また阿夜訶志古泥神に関しては「あや=なんてことだ!(という意味の感動詞)」「かしこ=畏(畏れ多い)」「ね=親しみをこめた呼称(さん、ちゃん。女性であることを示す?)」という言葉の寄せ集めであり、夫である淤母陀流神(イケメン)に対して「なんと恐れ多くすばらしい女子であろうか」という賞賛と考えられています。

結論としてこの二柱は、人体の充実、そして男性性、女性性そのものの神格化であると捉えられる向きが主流となっています。

7.伊邪那岐神(いざなぎのかみ)・伊邪那美神(いざなみのかみ)

ここでようやく、知名度の高い伊邪那岐神と伊邪那美神の登場です。

『日本書紀』では伊弉諾尊 (いざなぎのみこと)・伊弉冉尊 (いざなみのみこと)と記載されることもよく知られていて、どちらの表記も正解です。

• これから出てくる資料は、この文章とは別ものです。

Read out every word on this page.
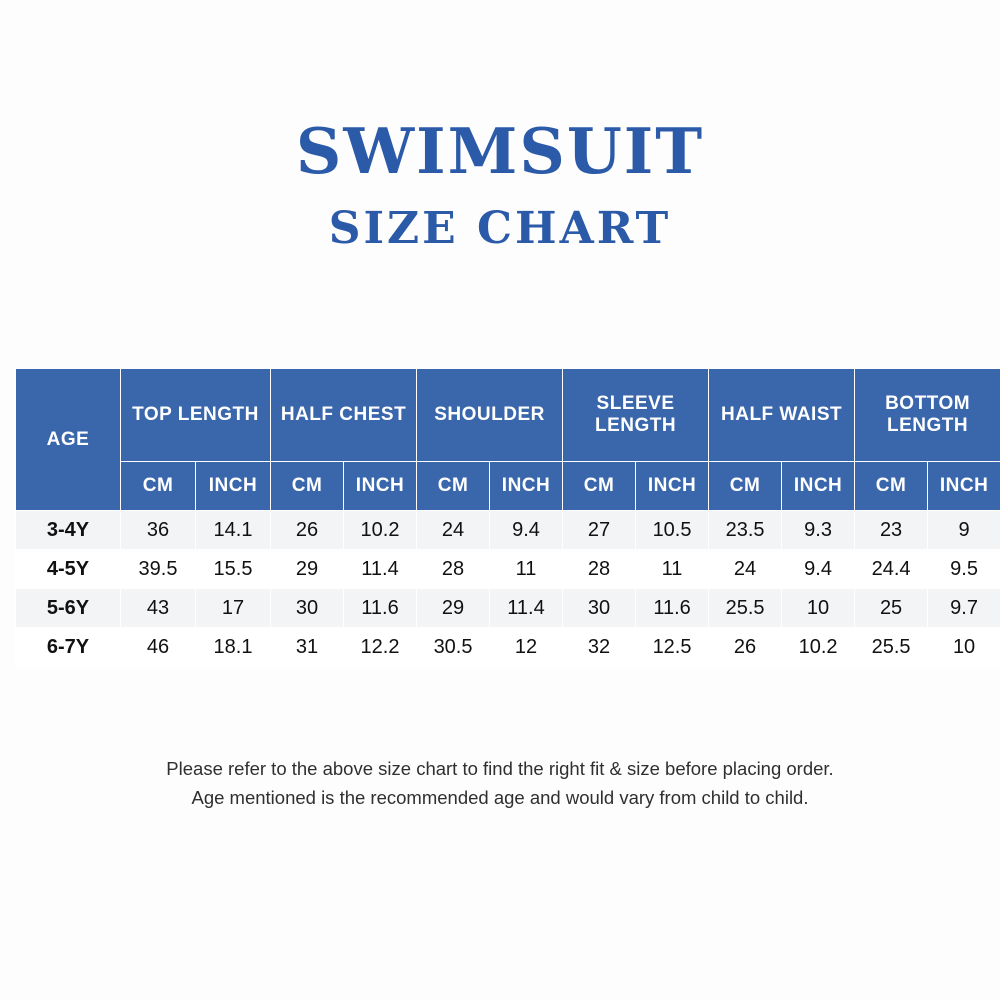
SWIMSUIT
SIZE CHART
AGE	TOP LENGTH		HALF CHEST		SHOULDER		SLEEVE LENGTH		HALF WAIST		BOTTOM LENGTH	
	CM	INCH	CM	INCH	CM	INCH	CM	INCH	CM	INCH	CM	INCH
3-4Y	36	14.1	26	10.2	24	9.4	27	10.5	23.5	9.3	23	9
4-5Y	39.5	15.5	29	11.4	28	11	28	11	24	9.4	24.4	9.5
5-6Y	43	17	30	11.6	29	11.4	30	11.6	25.5	10	25	9.7
6-7Y	46	18.1	31	12.2	30.5	12	32	12.5	26	10.2	25.5	10
Please refer to the above size chart to find the right fit & size before placing order.
Age mentioned is the recommended age and would vary from child to child.
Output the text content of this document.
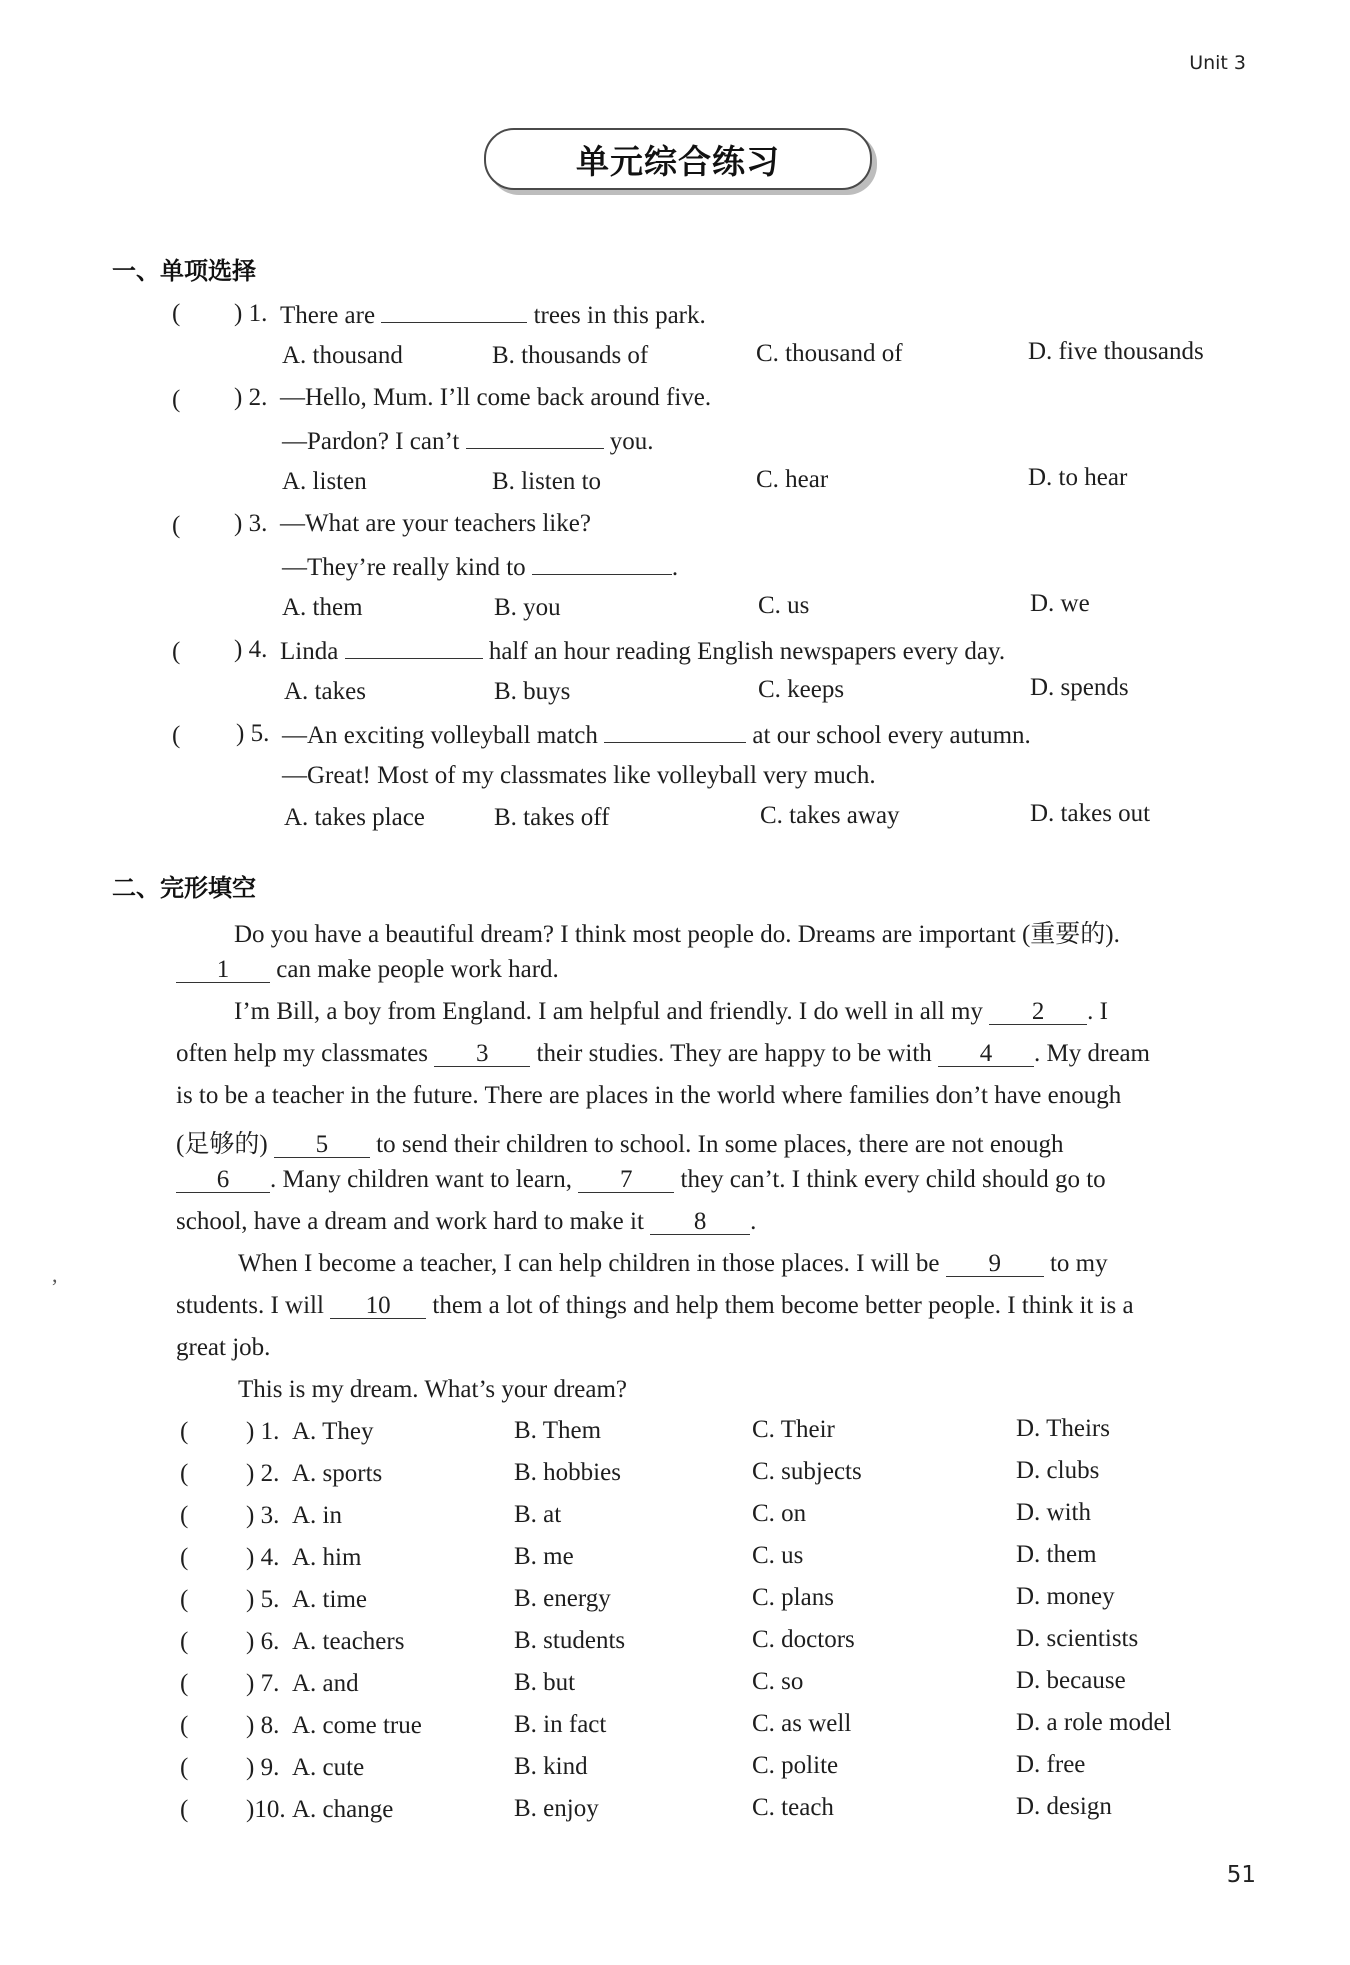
Unit 3
单元综合练习
一、单项选择
( ) 1. There are	trees in this park.
A. thousand	B. thousands of	C. thousand of	D. five thousands
( ) 2. —Hello, Mum. I’ll come back around five.
—Pardon? I can’t	you.
A. listen	B. listen to	C. hear	D. to hear
( ) 3. —What are your teachers like?
—They’re really kind to	.
A. them	B. you	C. us	D. we
( ) 4. Linda	half an hour reading English newspapers every day.
A. takes	B. buys	C. keeps	D. spends
( ) 5. —An exciting volleyball match	at our school every autumn.
—Great! Most of my classmates like volleyball very much.
A. takes place	B. takes off	C. takes away	D. takes out
二、完形填空
Do you have a beautiful dream? I think most people do. Dreams are important (重要的).
1 can make people work hard.
I’m Bill, a boy from England. I am helpful and friendly. I do well in all my 2 . I
often help my classmates 3 their studies. They are happy to be with 4 . My dream
is to be a teacher in the future. There are places in the world where families don’t have enough
(足够的) 5 to send their children to school. In some places, there are not enough
6 . Many children want to learn, 7 they can’t. I think every child should go to
school, have a dream and work hard to make it 8 .
When I become a teacher, I can help children in those places. I will be 9 to my
students. I will 10 them a lot of things and help them become better people. I think it is a
great job.
This is my dream. What’s your dream?
,
( ) 1. A. They	B. Them	C. Their	D. Theirs
( ) 2. A. sports	B. hobbies	C. subjects	D. clubs
( ) 3. A. in	B. at	C. on	D. with
( ) 4. A. him	B. me	C. us	D. them
( ) 5. A. time	B. energy	C. plans	D. money
( ) 6. A. teachers	B. students	C. doctors	D. scientists
( ) 7. A. and	B. but	C. so	D. because
( ) 8. A. come true	B. in fact	C. as well	D. a role model
( ) 9. A. cute	B. kind	C. polite	D. free
( )10. A. change	B. enjoy	C. teach	D. design
51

そしてやはり知られているとおり、伊邪那岐神の妻が伊邪那美神となっています。

現代語に「誘う(いざなう)」という言葉がありますが、いざなぎ・いざなみの「いざな」の部分はまさにこの言葉とつながっており、互いに相手を「誘う」神であることが示されます。

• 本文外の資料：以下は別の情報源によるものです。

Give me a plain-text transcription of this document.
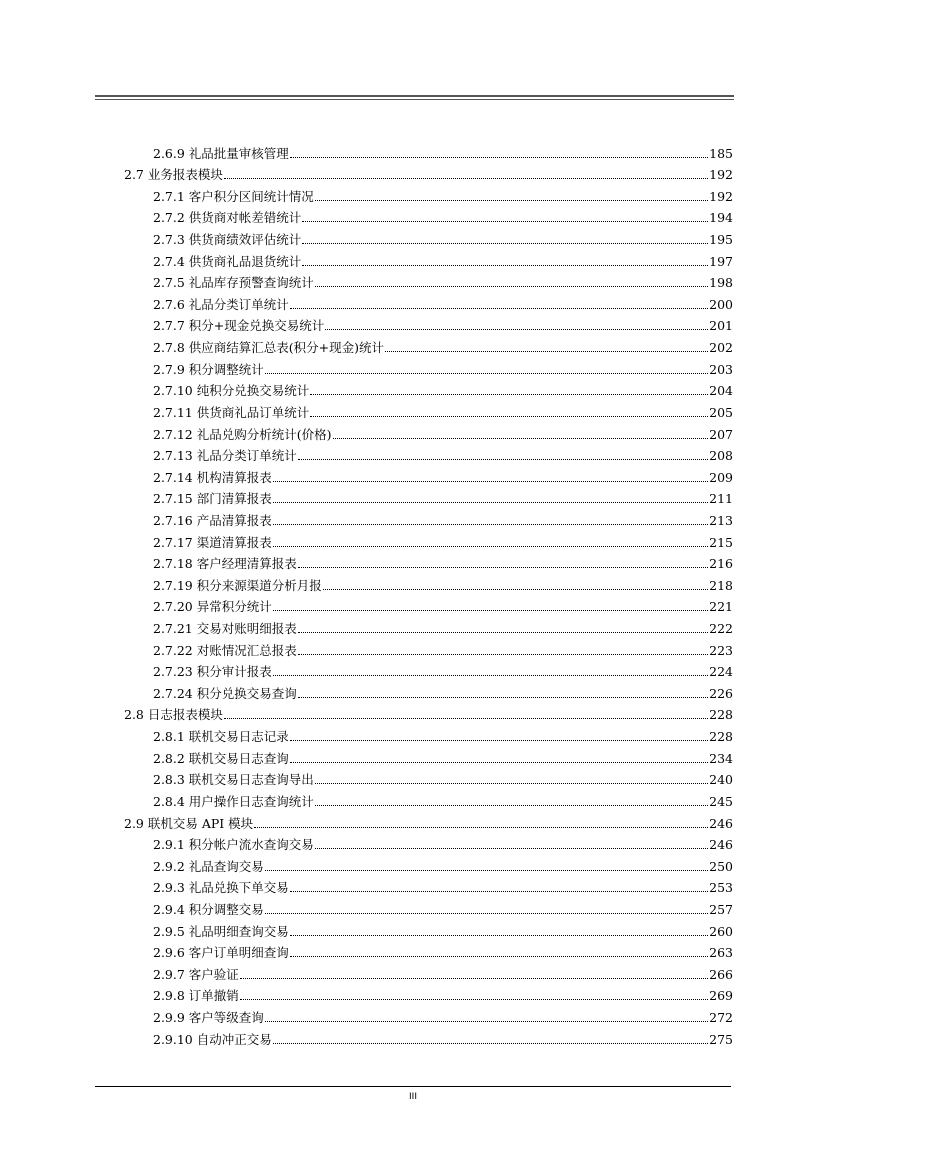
2.6.9 礼品批量审核管理	185
2.7 业务报表模块	192
2.7.1 客户积分区间统计情况	192
2.7.2 供货商对帐差错统计	194
2.7.3 供货商绩效评估统计	195
2.7.4 供货商礼品退货统计	197
2.7.5 礼品库存预警查询统计	198
2.7.6 礼品分类订单统计	200
2.7.7 积分+现金兑换交易统计	201
2.7.8 供应商结算汇总表(积分+现金)统计	202
2.7.9 积分调整统计	203
2.7.10 纯积分兑换交易统计	204
2.7.11 供货商礼品订单统计	205
2.7.12 礼品兑购分析统计(价格)	207
2.7.13 礼品分类订单统计	208
2.7.14 机构清算报表	209
2.7.15 部门清算报表	211
2.7.16 产品清算报表	213
2.7.17 渠道清算报表	215
2.7.18 客户经理清算报表	216
2.7.19 积分来源渠道分析月报	218
2.7.20 异常积分统计	221
2.7.21 交易对账明细报表	222
2.7.22 对账情况汇总报表	223
2.7.23 积分审计报表	224
2.7.24 积分兑换交易查询	226
2.8 日志报表模块	228
2.8.1 联机交易日志记录	228
2.8.2 联机交易日志查询	234
2.8.3 联机交易日志查询导出	240
2.8.4 用户操作日志查询统计	245
2.9 联机交易 API 模块	246
2.9.1 积分帐户流水查询交易	246
2.9.2 礼品查询交易	250
2.9.3 礼品兑换下单交易	253
2.9.4 积分调整交易	257
2.9.5 礼品明细查询交易	260
2.9.6 客户订单明细查询	263
2.9.7 客户验证	266
2.9.8 订单撤销	269
2.9.9 客户等级查询	272
2.9.10 自动冲正交易	275
III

「ギ」あるいは「キ」は、この時代において、男性の名前の末尾につけられる文字であったことが指摘されています。

同様に「ミ」は女性の名前の末尾を示す言葉です。

これにより、いざなぎ・いざなみは「お互いに誘い合う男女の神」、つまり国土の基礎となる「夫婦」の神であることがわかります。

現在でも、伊邪那岐神と伊邪那美神の2柱は、縁結びの神様として全国に祀られているほか、パワースポットと呼ばれる場所もたくさんありますよ!

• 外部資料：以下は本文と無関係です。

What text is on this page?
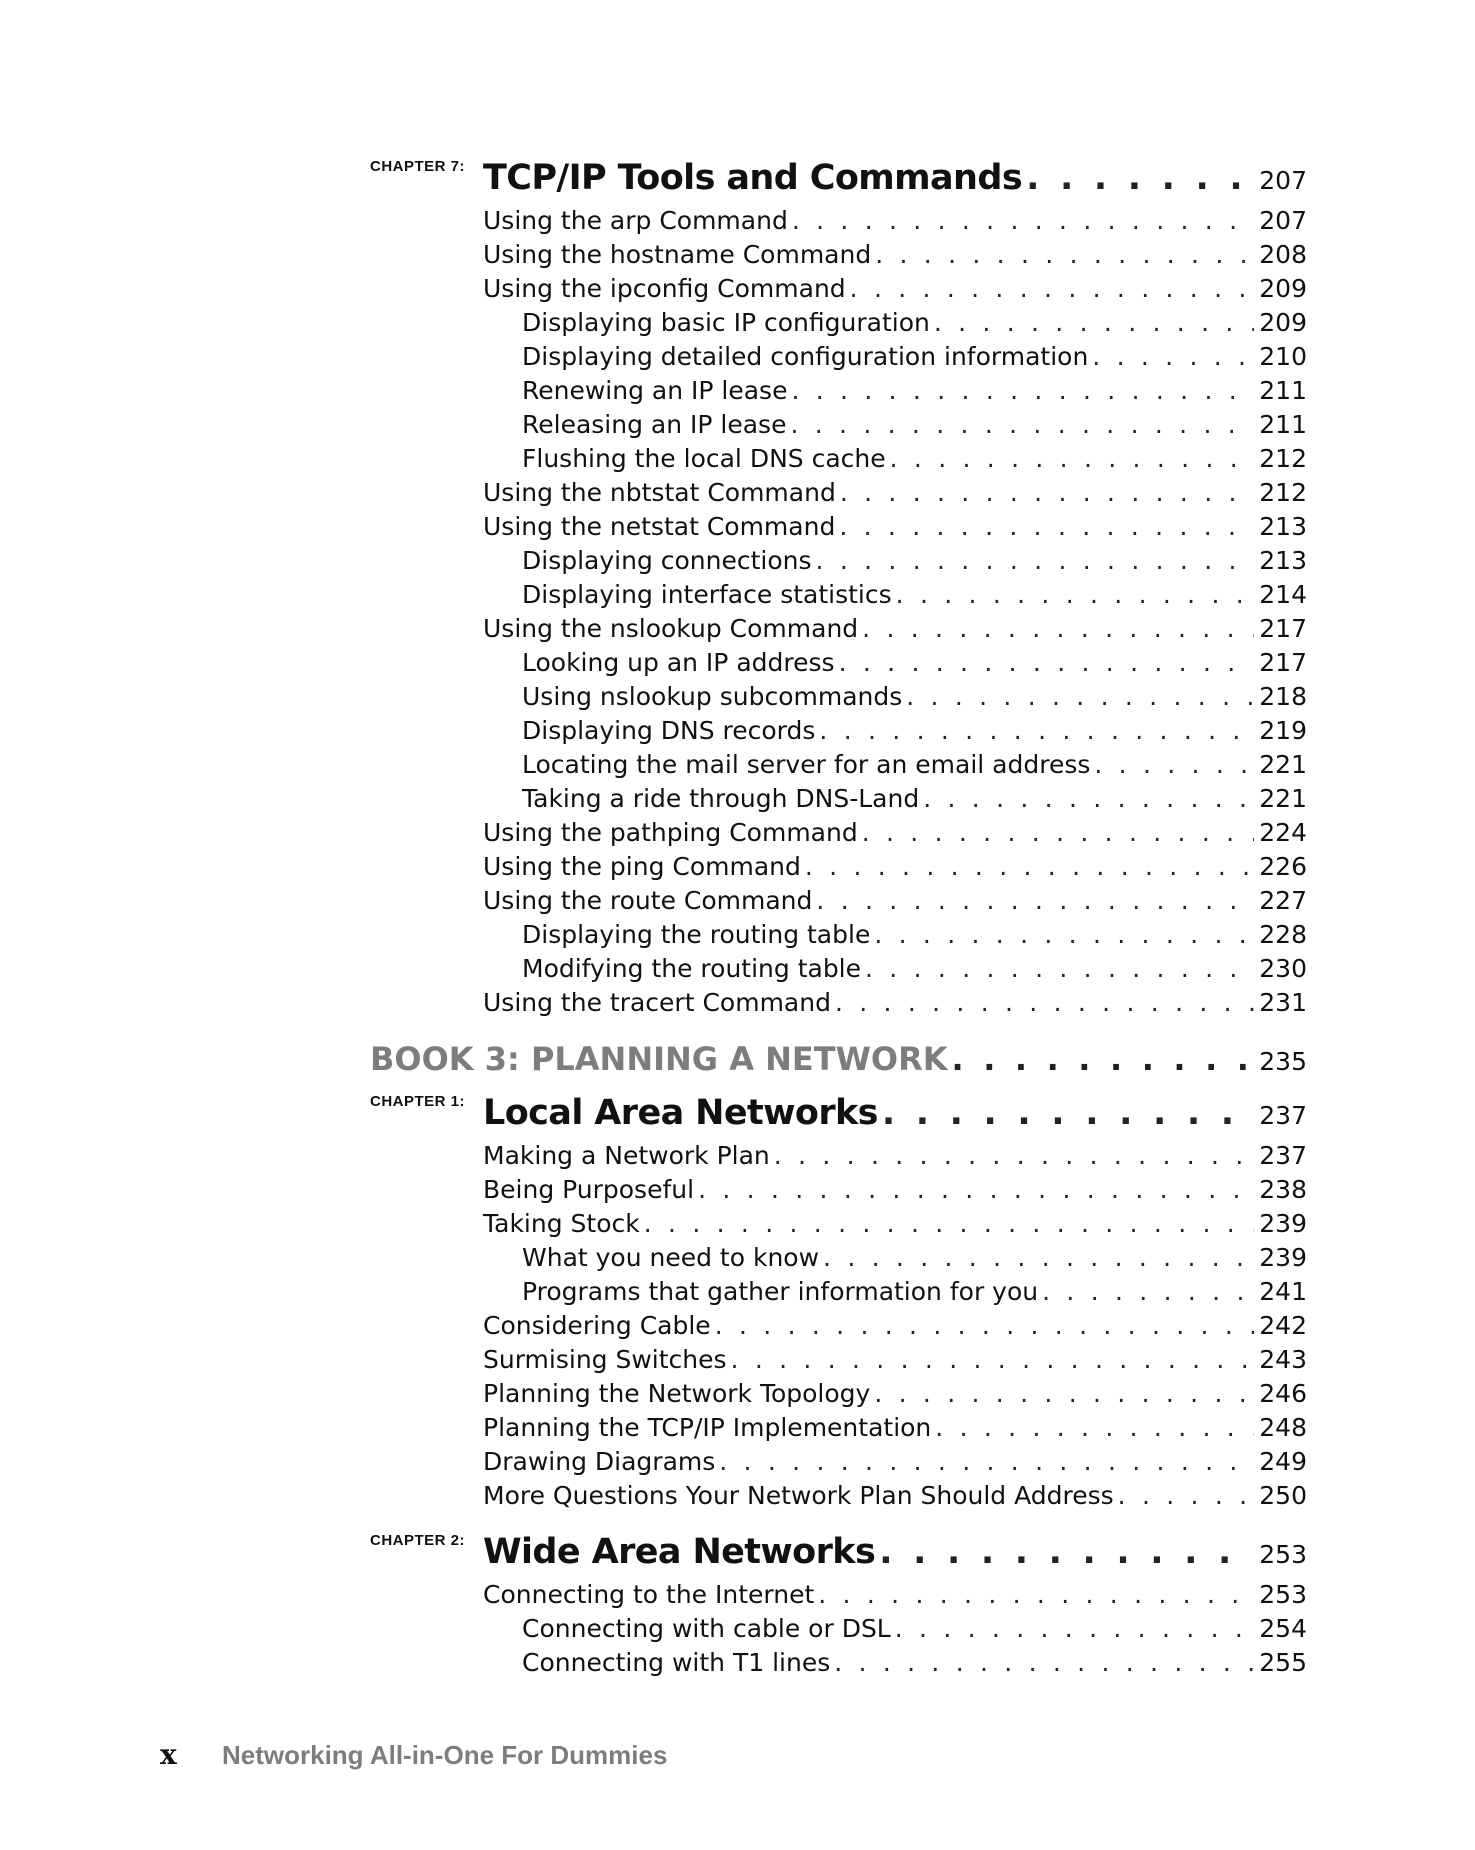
CHAPTER 7: TCP/IP Tools and Commands . . .	207
Using the arp Command . . .	207
Using the hostname Command . . .	208
Using the ipconfig Command . . .	209
Displaying basic IP configuration . . .	209
Displaying detailed configuration information . . .	210
Renewing an IP lease . . .	211
Releasing an IP lease . . .	211
Flushing the local DNS cache . . .	212
Using the nbtstat Command . . .	212
Using the netstat Command . . .	213
Displaying connections . . .	213
Displaying interface statistics . . .	214
Using the nslookup Command . . .	217
Looking up an IP address . . .	217
Using nslookup subcommands . . .	218
Displaying DNS records . . .	219
Locating the mail server for an email address . . .	221
Taking a ride through DNS-Land . . .	221
Using the pathping Command . . .	224
Using the ping Command . . .	226
Using the route Command . . .	227
Displaying the routing table . . .	228
Modifying the routing table . . .	230
Using the tracert Command . . .	231
BOOK 3: PLANNING A NETWORK . . .	235
CHAPTER 1: Local Area Networks . . .	237
Making a Network Plan . . .	237
Being Purposeful . . .	238
Taking Stock . . .	239
What you need to know . . .	239
Programs that gather information for you . . .	241
Considering Cable . . .	242
Surmising Switches . . .	243
Planning the Network Topology . . .	246
Planning the TCP/IP Implementation . . .	248
Drawing Diagrams . . .	249
More Questions Your Network Plan Should Address . . .	250
CHAPTER 2: Wide Area Networks . . .	253
Connecting to the Internet . . .	253
Connecting with cable or DSL . . .	254
Connecting with T1 lines . . .	255
x	Networking All-in-One For Dummies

こちらも参照してね:「強力!恋愛パワースポット【東京都内編】神社から穴場まで縁結びの最強はどこ!?

国狭槌尊(くにのさつちのみこと)→『古事記』に登場しない『日本書紀』のみの神様

さて、神世七代のうち「国狭槌尊」だけが、『古事記』には登場せず『日本書紀』に登場する神様となっています。

『古事記』にも「国之狭土神」という、名前のよく似た神が登場しますが、天地開闢のくだりではなく、その後神生みの段になって、伊邪那岐神と伊邪那美神の孫として生成される国土神の一人としての登場です。したがってここで神世七代に数えられる『日本書紀』の「国狭槌尊」と、『古事記』の「国之狭土神」とは、別の神なのではないかと考えるほうが妥当のようにも思われます。同じなのか違うのかという歴史的見解はまだ定まっていません。

国狭槌尊は『日本書紀』において、国土を確立する神「国常立尊(くにのとこたちのみこと)」の次に登場し、豊かな天地の神「豊斟渟尊(とよぐもぬのみこと)」へとバトンをつなぎます。

この中で国狭槌尊の立ち位置がハッキリと確定しているわけではありませんが、諸研究によれば「さつち」の「さ=稲」であり「つち=土」であると解釈できることから、国土大地の神、そして非常に原初的な稲作の神の一人であったと捉える向きが主流です。

神世七代、最初の2柱は隠れ、後の10柱は会議し、伊邪那岐命、伊邪那美命に国土を作らせる

『古事記』において、神世七代の神様たちは七代、十二柱。最初の「国之常立神」「豊雲野神」の2柱はそれぞれパートナーのいない「独神」ですから、一柱一代。残りの10柱はそれぞれ2柱1組、すなわち二柱で一代とされています。

独神の2柱は、現れてすぐに身を隠して(どこかへ行って)しまいます……どこいったんじゃ

一方で、残りの隠れなかった神様たちは、会議をして、末の弟妹カップルとも言える(このあたりは兄弟も夫婦もごちゃまぜであることを、私たちは納得しなくてはなりません)伊邪那岐命、伊邪那美命の2柱に、日本という島を改めて作らせる運びとなるのです。ここからようやく、子どももよく知る日本の成り立ちが始まるわけですが、それまでに別天つ神五柱、そして神世七代といった神々がいたことも、オトナなら軽く知っておいていただくと良いのかな、と思います。